The central nervous system (CNS) consists of two parts: the brain and spinal cord. The brain consists of four lobes (frontal, temporal, parietal and occipital), the midbrain, pons, medulla oblongata and cerebellum. Each has individual and joint roles, and interconnects with the others via a complex system of pathways producing automatic and volitional movement and cognitive function. These connect with every part of the body via the peripheral nervous system, consisting of cranial and spinal nerves which carry motor (efferent) and sensory (afferent) fibres (refer to Chapter c14: Observations).

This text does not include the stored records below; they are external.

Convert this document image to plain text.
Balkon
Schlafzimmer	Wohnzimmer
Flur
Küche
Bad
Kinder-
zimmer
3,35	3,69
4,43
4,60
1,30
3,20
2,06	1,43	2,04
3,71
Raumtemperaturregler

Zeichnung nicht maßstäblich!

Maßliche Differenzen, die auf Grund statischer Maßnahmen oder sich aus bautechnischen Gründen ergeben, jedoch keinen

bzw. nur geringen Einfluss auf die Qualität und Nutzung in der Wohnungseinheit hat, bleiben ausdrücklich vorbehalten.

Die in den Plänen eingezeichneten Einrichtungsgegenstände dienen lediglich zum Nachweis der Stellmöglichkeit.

Many neurological complications caused either by primary brain cancer or secondary malignancy SOL result from a rise in ICP. This may result directly from the mechanical forces generated by the tumour mass or from cerebral oedema caused by altered capillary permeability. As the tumour infiltrates normal brain tissue, obstruction of venous drainage in the brain or obstruction of cerebrospinal fluid may contribute to elevation in ICP. Changes in blood supply due to the pressure caused by the growing tumour cause brain tissue necrosis. This and haemorrhage into the tumour may also elevate ICP (Behin et al. [16]). The skull can be viewed as a rigid box which the brain sits inside. Rapidly growing tumours cause the greatest dysfunction and it is when masses grow larger than 3 cm that they compress brain tissue, its blood supply and adjacent neuronal pathways (Lefebvre [140]).

The impaired arterial blood supply generally manifests as an acute loss of function and may be confused with primary cerebrovascular disorders. Seizures, as a manifestation of neurosensitivity changes, may be associated with compression due to SOL invasion thus impairing blood supply to the brain tissue. Some SOLs form cysts that can also suppress the surrounding brain parenchyma causing focal neurological disorders.